Another factor contributing to the park's high plant species richness is its location at the confluence of several diverse and unique floristic regions: the tropical Amazon lowlands and pampas to the north and southeast, the subantarctic high Andes and altiplano to the west and southwest, the subtropical Tucumano-Boliviano forests to the south (these forests do not actually reach Amboró but many of their constituent species occur within the park), and the semiarid inter-Andean valleys and wet-tropical yungas forests that characterize the eastern slopes of the central Bolivian Andes. Due to the difficulty of the terrain and the almost complete lack of infrastructure throughout the park, much of it has never been botanically surveyed, and it is essentially beyond doubt that many more plant species await discovery within the park's more remote regions. The high rates of endemism throughout the tropical Andes (Amboró is no exception) suggest quite strongly that at least some of the undocumented plant species yet to be discovered within Amboró will almost certainly be Amboró endemics that are currently unknown to science.

Of the documented species, some of the most ecologically and economically interesting are bigleaf mahogany, mountain pine, black walnut (no relation to the eastern North American tree of the same name), limachu, q'illu q'illu (Berberis bumaelifolia, also spelled khellu khellu), cebillo, bibosi, ambaiba, pacay, and clavo rojo. In the cloud-enveloped forests there are extensive patches of giant tree ferns. In addition, there are pachiuva, açaí palms and many species of endemic orchids.

==Fauna==
177 species of mammals have been registered; among them 43 species of bats.
Among the large mammals we find the spectacled bear (locally known as the jucumari), the jaguar, and the giant anteater. The park presents a high level of endemism, including 173 species of amphibians with 50 species of toads alone, as well as 135 species of reptiles.
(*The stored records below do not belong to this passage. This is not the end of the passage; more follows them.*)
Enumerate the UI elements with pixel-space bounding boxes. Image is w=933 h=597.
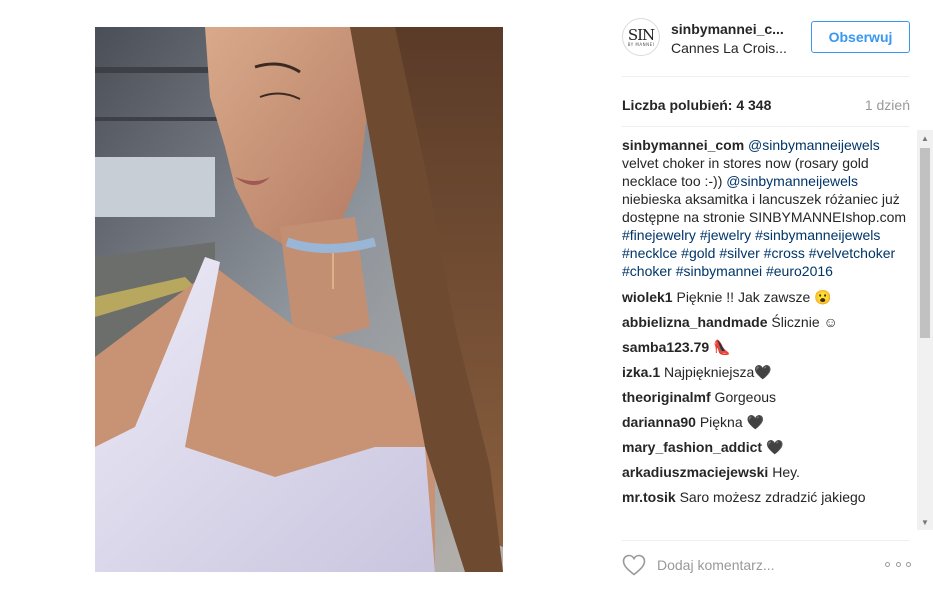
comment-item: theoriginalmf Gorgeous — [622, 388, 910, 406]
comment-item: samba123.79 👠 — [622, 338, 910, 356]
comment-items: wiolek1 Pięknie !! Jak zawsze 😮 abbielizn… — [622, 288, 910, 506]
hashtag-link[interactable]: #finejewelry — [622, 227, 696, 243]
post-location[interactable]: Cannes La Crois... — [671, 40, 795, 56]
hashtag-link[interactable]: #sinbymanneijewels — [755, 227, 880, 243]
comment-username[interactable]: darianna90 — [622, 414, 696, 430]
more-options-icon[interactable] — [885, 558, 911, 570]
scroll-up-arrow-icon[interactable]: ▲ — [917, 130, 933, 146]
avatar-subtext: BY MANNEI — [627, 41, 655, 47]
comment-username[interactable]: theoriginalmf — [622, 389, 711, 405]
comment-item: izka.1 Najpiękniejsza🖤 — [622, 363, 910, 381]
footer-divider — [622, 540, 910, 541]
hashtag-link[interactable]: #euro2016 — [766, 263, 833, 279]
comment-username[interactable]: samba123.79 — [622, 339, 709, 355]
hashtag-link[interactable]: #gold — [681, 245, 715, 261]
likes-divider — [622, 126, 910, 127]
comment-text: Saro możesz zdradzić jakiego — [675, 489, 866, 505]
add-comment-input[interactable] — [657, 553, 857, 577]
photo-illustration — [95, 27, 503, 572]
comment-text: Hey. — [768, 464, 800, 480]
comment-username[interactable]: mary_fashion_addict — [622, 439, 762, 455]
comment-text: Ślicznie ☺ — [767, 314, 838, 330]
comment-text: Najpiękniejsza🖤 — [660, 364, 772, 380]
hashtag-link[interactable]: #jewelry — [700, 227, 751, 243]
comment-item: abbielizna_handmade Ślicznie ☺ — [622, 313, 910, 331]
comment-username[interactable]: mr.tosik — [622, 489, 676, 505]
comment-username[interactable]: abbielizna_handmade — [622, 314, 767, 330]
post-header: SIN BY MANNEI sinbymannei_c... Cannes La… — [622, 18, 910, 60]
header-divider — [622, 76, 910, 77]
post-caption: sinbymannei_com @sinbymanneijewels velve… — [622, 136, 910, 280]
caption-text: @sinbymanneijewels velvet choker in stor… — [622, 137, 906, 279]
comment-text: Piękna 🖤 — [695, 414, 764, 430]
comment-text: 🖤 — [762, 439, 784, 455]
likes-row: Liczba polubień: 4 348 1 dzień — [622, 97, 910, 115]
caption-text-segment: niebieska aksamitka i lancuszek różaniec… — [622, 191, 907, 225]
comments-scrollbar[interactable]: ▲ ▼ — [917, 130, 933, 530]
comment-username[interactable]: wiolek1 — [622, 289, 673, 305]
scrollbar-thumb[interactable] — [920, 148, 930, 338]
post-side-panel: SIN BY MANNEI sinbymannei_c... Cannes La… — [622, 0, 933, 597]
avatar-monogram: SIN — [627, 25, 655, 44]
comment-text: Pięknie !! Jak zawsze 😮 — [672, 289, 832, 305]
comment-item: mr.tosik Saro możesz zdradzić jakiego — [622, 488, 910, 506]
hashtag-link[interactable]: #sinbymannei — [676, 263, 762, 279]
avatar[interactable]: SIN BY MANNEI — [622, 18, 660, 56]
author-username[interactable]: sinbymannei_c... — [671, 21, 791, 37]
hashtag-link[interactable]: #silver — [719, 245, 759, 261]
post-time[interactable]: 1 dzień — [865, 97, 910, 113]
comment-item: arkadiuszmaciejewski Hey. — [622, 463, 910, 481]
comment-text: Gorgeous — [710, 389, 777, 405]
comment-item: darianna90 Piękna 🖤 — [622, 413, 910, 431]
mention-link[interactable]: @sinbymanneijewels — [726, 173, 858, 189]
heart-icon[interactable] — [622, 554, 646, 576]
comment-item: mary_fashion_addict 🖤 — [622, 438, 910, 456]
comment-username[interactable]: arkadiuszmaciejewski — [622, 464, 768, 480]
comment-item: wiolek1 Pięknie !! Jak zawsze 😮 — [622, 288, 910, 306]
hashtag-link[interactable]: #necklce — [622, 245, 677, 261]
post-dialog: SIN BY MANNEI sinbymannei_c... Cannes La… — [0, 0, 933, 597]
mention-link[interactable]: @sinbymanneijewels — [748, 137, 880, 153]
comment-username[interactable]: izka.1 — [622, 364, 660, 380]
scroll-down-arrow-icon[interactable]: ▼ — [917, 514, 933, 530]
likes-count[interactable]: Liczba polubień: 4 348 — [622, 97, 771, 113]
hashtag-link[interactable]: #choker — [622, 263, 672, 279]
post-photo[interactable] — [95, 27, 503, 572]
comment-text: 👠 — [709, 339, 731, 355]
hashtag-link[interactable]: #cross — [764, 245, 805, 261]
comments-list[interactable]: sinbymannei_com @sinbymanneijewels velve… — [622, 136, 910, 530]
hashtag-link[interactable]: #velvetchoker — [809, 245, 895, 261]
caption-username[interactable]: sinbymannei_com — [622, 137, 744, 153]
follow-button[interactable]: Obserwuj — [811, 21, 910, 53]
comment-footer — [622, 552, 911, 580]
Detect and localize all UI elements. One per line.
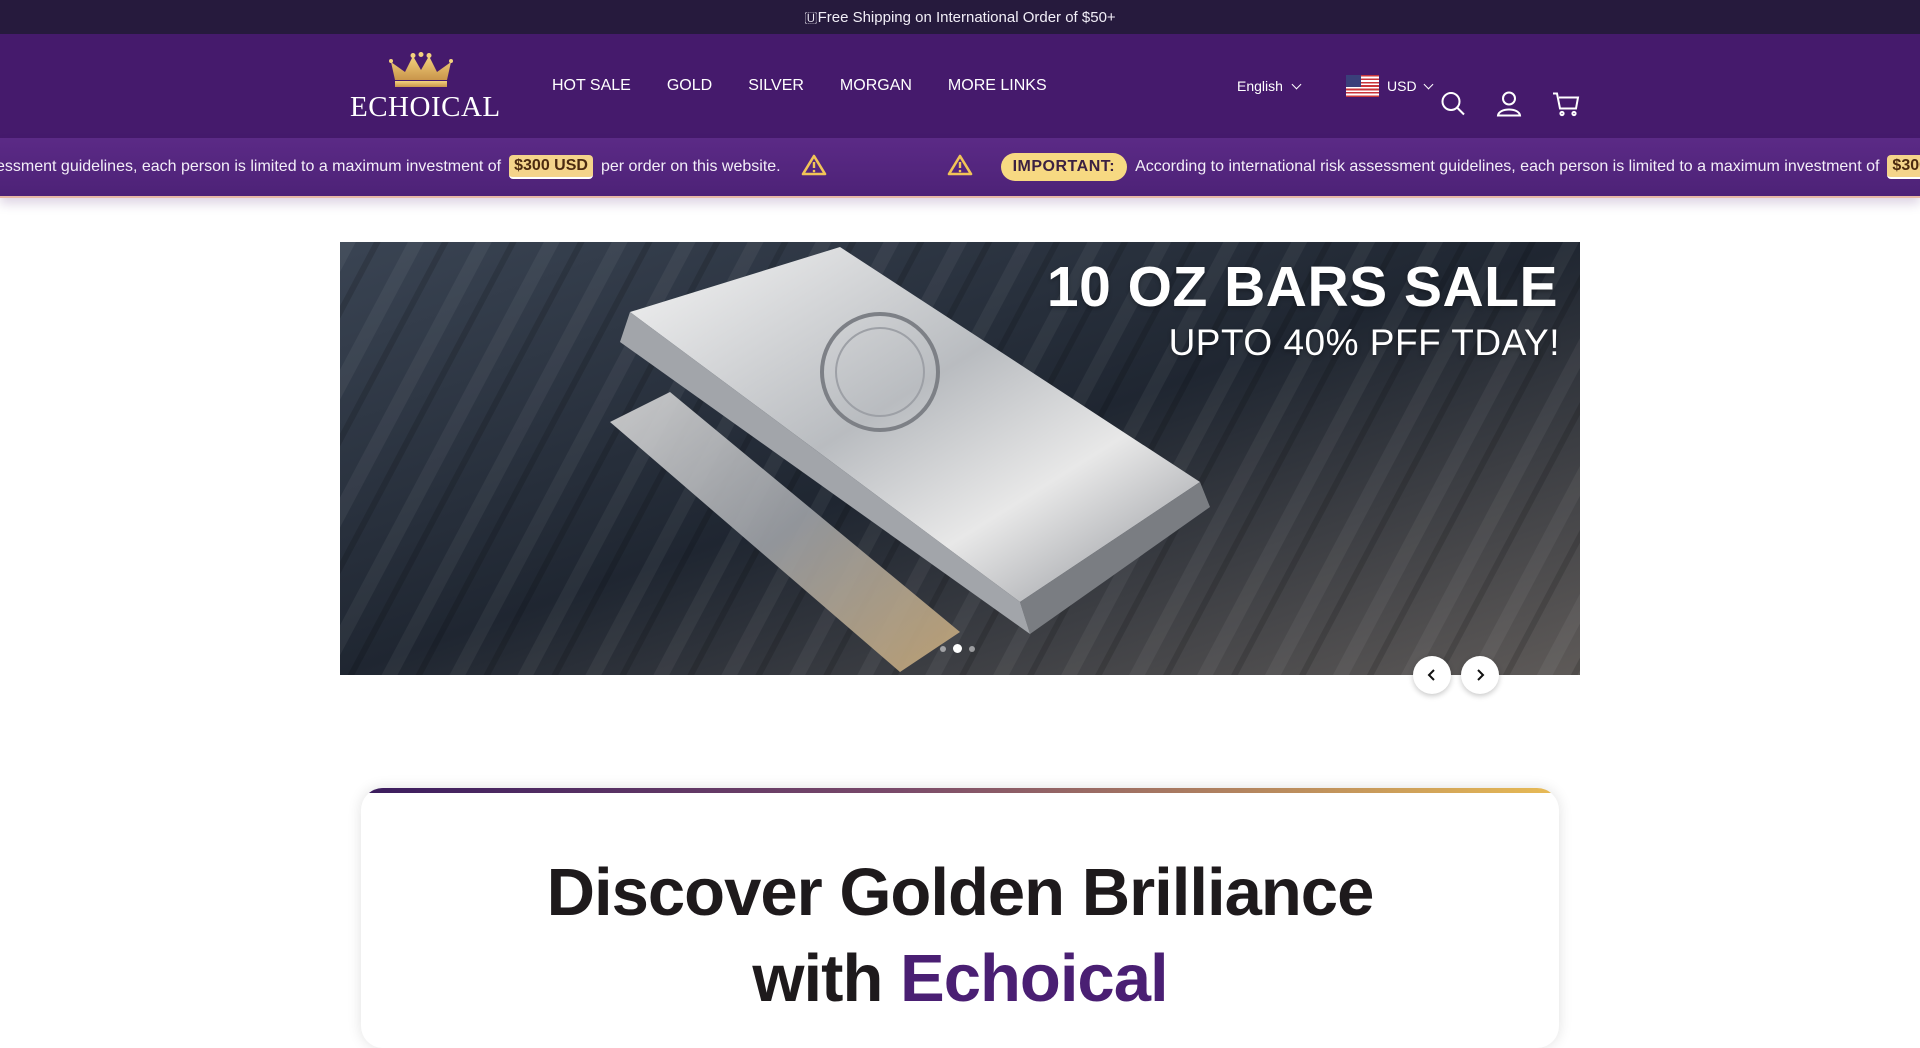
nav-more-links[interactable]: MORE LINKS <box>948 77 1047 95</box>
discover-title-brand: Echoical <box>900 941 1169 1016</box>
ticker-text: essment guidelines, each person is limit… <box>0 158 502 175</box>
nav-hot-sale[interactable]: HOT SALE <box>552 77 631 95</box>
hero-banner[interactable]: 10 OZ BARS SALE UPTO 40% PFF TDAY! <box>340 242 1580 675</box>
announcement-text: 🇺Free Shipping on International Order of… <box>804 8 1116 26</box>
discover-title: Discover Golden Brilliance with Echoical <box>361 850 1559 1022</box>
discover-card: Discover Golden Brilliance with Echoical <box>361 788 1559 1048</box>
account-icon[interactable] <box>1496 91 1522 122</box>
hero-title: 10 OZ BARS SALE <box>1046 255 1558 319</box>
next-slide-button[interactable] <box>1461 656 1499 694</box>
ticker-track: essment guidelines, each person is limit… <box>0 138 1920 196</box>
discover-title-line2: with Echoical <box>361 936 1559 1022</box>
discover-title-line1: Discover Golden Brilliance <box>546 855 1375 930</box>
announcement-bar: 🇺Free Shipping on International Order of… <box>0 0 1920 34</box>
language-label: English <box>1237 78 1283 94</box>
warning-icon <box>947 154 973 181</box>
discover-title-with: with <box>752 941 883 1016</box>
ticker-text-end: per order on this website. <box>600 158 781 175</box>
important-badge: IMPORTANT: <box>1000 153 1128 181</box>
chevron-right-icon <box>1477 669 1485 681</box>
ticker-amount-2: $300 USD <box>1887 155 1920 179</box>
main-nav: HOT SALE GOLD SILVER MORGAN MORE LINKS <box>552 34 1047 138</box>
logo-text: ECHOICAL <box>350 91 501 123</box>
chevron-left-icon <box>1427 669 1435 681</box>
chevron-down-icon <box>1423 79 1434 89</box>
currency-selector[interactable]: USD <box>1346 34 1434 138</box>
warning-icon <box>801 154 827 181</box>
nav-gold[interactable]: GOLD <box>667 77 712 95</box>
us-flag-icon <box>1346 75 1379 97</box>
slide-dot[interactable] <box>940 645 946 652</box>
nav-silver[interactable]: SILVER <box>748 77 804 95</box>
search-icon[interactable] <box>1440 91 1466 122</box>
ticker-amount: $300 USD <box>509 155 593 179</box>
slide-dot[interactable] <box>969 645 975 652</box>
slide-dot-active[interactable] <box>953 644 962 653</box>
prev-slide-button[interactable] <box>1413 656 1451 694</box>
currency-label: USD <box>1387 78 1417 94</box>
investment-notice-ticker: essment guidelines, each person is limit… <box>0 138 1920 198</box>
chevron-down-icon <box>1291 79 1302 89</box>
hero-subtitle: UPTO 40% PFF TDAY! <box>1168 322 1560 363</box>
crown-icon <box>389 52 453 87</box>
logo[interactable]: ECHOICAL <box>350 52 501 123</box>
nav-morgan[interactable]: MORGAN <box>840 77 912 95</box>
cart-icon[interactable] <box>1552 91 1580 122</box>
language-selector[interactable]: English <box>1237 34 1302 138</box>
card-accent-bar <box>361 788 1559 793</box>
site-header: ECHOICAL HOT SALE GOLD SILVER MORGAN MOR… <box>0 34 1920 138</box>
slide-dots <box>940 644 975 653</box>
ticker-text-2: According to international risk assessme… <box>1135 158 1880 175</box>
The number of bird species observed within the area exceeds 912, or more than 60% of the country's total. Two of the most interesting are arguably the southern helmeted curassow and the military macaw.
Finally, 109 species of fish species have been identified by the IMNA alone, with a clear dependence on altitude. The largest specimens, which are the principal targets of commercial and subsistence fishing - such as sábalo, barred surubim, and pacú - are restricted to the alluvial plains, below 700 m. Above just 1000 m, the fish diversity diminishes dramatically.

==Human population==
In the northern area, colonial settlements originated in the highlands. The region on the southern boundary is inhabited by peasants from the valleys of the department; while toward the east Guarayas communities are settled. Surrounding the area are colorful towns like: Samaipata, Comarapa and Buena Vista.